Che va accolto il terzo motivo ma esclusivamente con riferimento alla richiesta applicazione dello ius superveniens con riferimento alla L. n. 183 del 2010, art. 32.

Che sul punto si richiama la recente sentenza di questa Corte a SSUU n. 21691/2016, secondo cui la violazione di norme di diritto di cui all’art. 360 c.p.c., comma 1, n. 3 può concernere anche disposizioni emanate dopo la pubblicazione della sentenza impugnata, qualora siano norme applicabili perchè dotate di efficacia retroattiva, non richiedendosi necessariamente un errore, avendo ad oggetto il giudizio di legittimità non l’operato del giudice, ma la conformità della decisione adottata all’ordinamento giuridico. Peraltro, come rilevato dalle SSUU citate, la proposizione dell’impugnazione nei confronti della parte principale della sentenza impedisce il passaggio in giudicato anche della parte dipendente pur in assenza di impugnazione specifica di quest’ultima.

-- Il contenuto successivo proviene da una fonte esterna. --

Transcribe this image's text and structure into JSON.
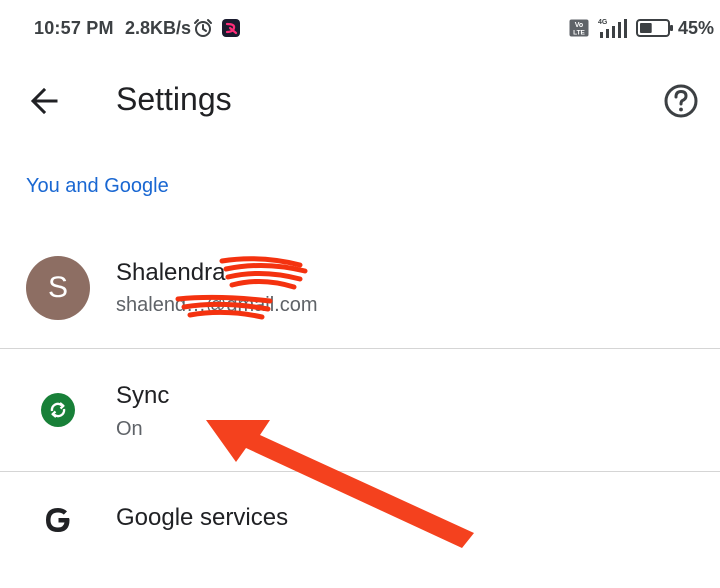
{
  "status_bar": {
    "time": "10:57 PM",
    "speed": "2.8KB/s",
    "network": "4G",
    "volte": "Vo LTE",
    "battery_percent": "45%",
    "battery_level": 0.45,
    "icons": [
      "alarm-icon",
      "app-notification-icon",
      "volte-icon",
      "signal-icon",
      "battery-icon"
    ]
  },
  "toolbar": {
    "title": "Settings",
    "back_icon": "arrow-back-icon",
    "help_icon": "help-icon"
  },
  "section": {
    "header": "You and Google"
  },
  "account": {
    "avatar_letter": "S",
    "avatar_color": "#8d6e63",
    "name": "Shalendra",
    "email": "shalend…@gmail.com"
  },
  "sync": {
    "title": "Sync",
    "status": "On",
    "icon": "sync-icon",
    "icon_color": "#188038"
  },
  "google_services": {
    "title": "Google services",
    "icon": "google-g-icon"
  },
  "colors": {
    "accent": "#1967d2",
    "annotation": "#f4411e"
  }
}
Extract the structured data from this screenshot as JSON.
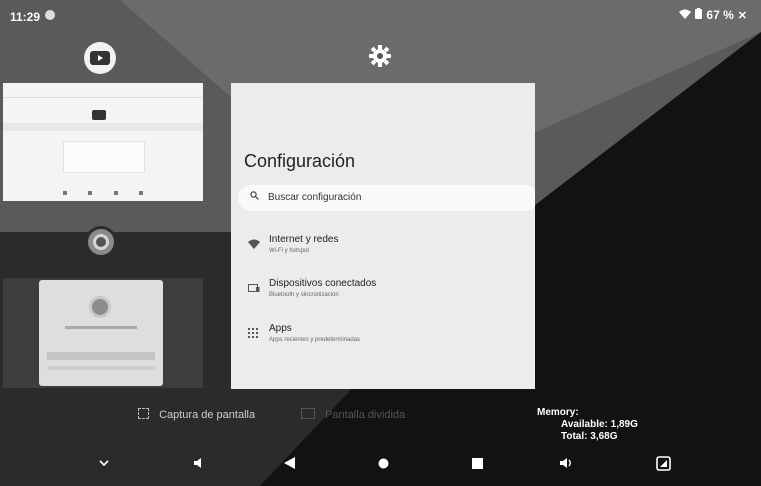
{
  "status_bar": {
    "time": "11:29",
    "battery": "67 %"
  },
  "recents": {
    "settings_card": {
      "title": "Configuración",
      "search_placeholder": "Buscar configuración",
      "items": [
        {
          "title": "Internet y redes",
          "subtitle": "Wi-Fi y hotspot",
          "icon": "wifi-icon"
        },
        {
          "title": "Dispositivos conectados",
          "subtitle": "Bluetooth y sincronización",
          "icon": "devices-icon"
        },
        {
          "title": "Apps",
          "subtitle": "Apps recientes y predeterminadas",
          "icon": "apps-icon"
        }
      ]
    },
    "youtube_card": {
      "app": "YouTube"
    },
    "chrome_card": {
      "app": "Chrome"
    }
  },
  "actions": {
    "screenshot_label": "Captura de pantalla",
    "split_label": "Pantalla dividida"
  },
  "memory": {
    "label": "Memory:",
    "available": "Available: 1,89G",
    "total": "Total: 3,68G"
  },
  "colors": {
    "background": "#1b1b1b",
    "card": "#ececec",
    "text": "#ffffff"
  }
}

Nel caso in esame Poste Italiane spa, anch’essa appellante la sentenza di primo grado con distinto ricorso poi riunito a quello della G., aveva comunque impugnato la parte della decisione relativa alla condanna risarcitoria dalla quale dipende, in quanto legata da un nesso di causalità inscindibile, la parte legata alla quantificazione di tale risarcimento del danno.

Che la sentenza va quindi cassata in relazione al motivo accolto con rinvio, anche per le spese, alla Corte d’appello di Roma in diversa composizione, che dovrà limitarsi a quantificare l’indennità spettante all’odierna parte contro ricorrente per il periodo preso fra la scadenza del termine e la pronuncia con cui è stata disposta la riammissione in servizio (cfr per tutte Cass. n. 14461/2015), con interessi e rivalutazione da calcolarsi a far tempo dalla sentenza dichiarativa della nullità del termine (cfr. Cass. n. 3062/2016).

PQM

La Corte accoglie il motivo concernente applicazione della L. n. 183 del 2010, art. 32 rigettati gli altri, cassa la sentenza impugnata in relazione al motivo accolto e rinvia alla Corte d’Appello di Roma, in diversa composizione, cui demanda di provvedere anche sulle spese del giudizio di legittimità.

Così deciso in Roma, nell’Adunanza Camerale, il 25 maggio 2017.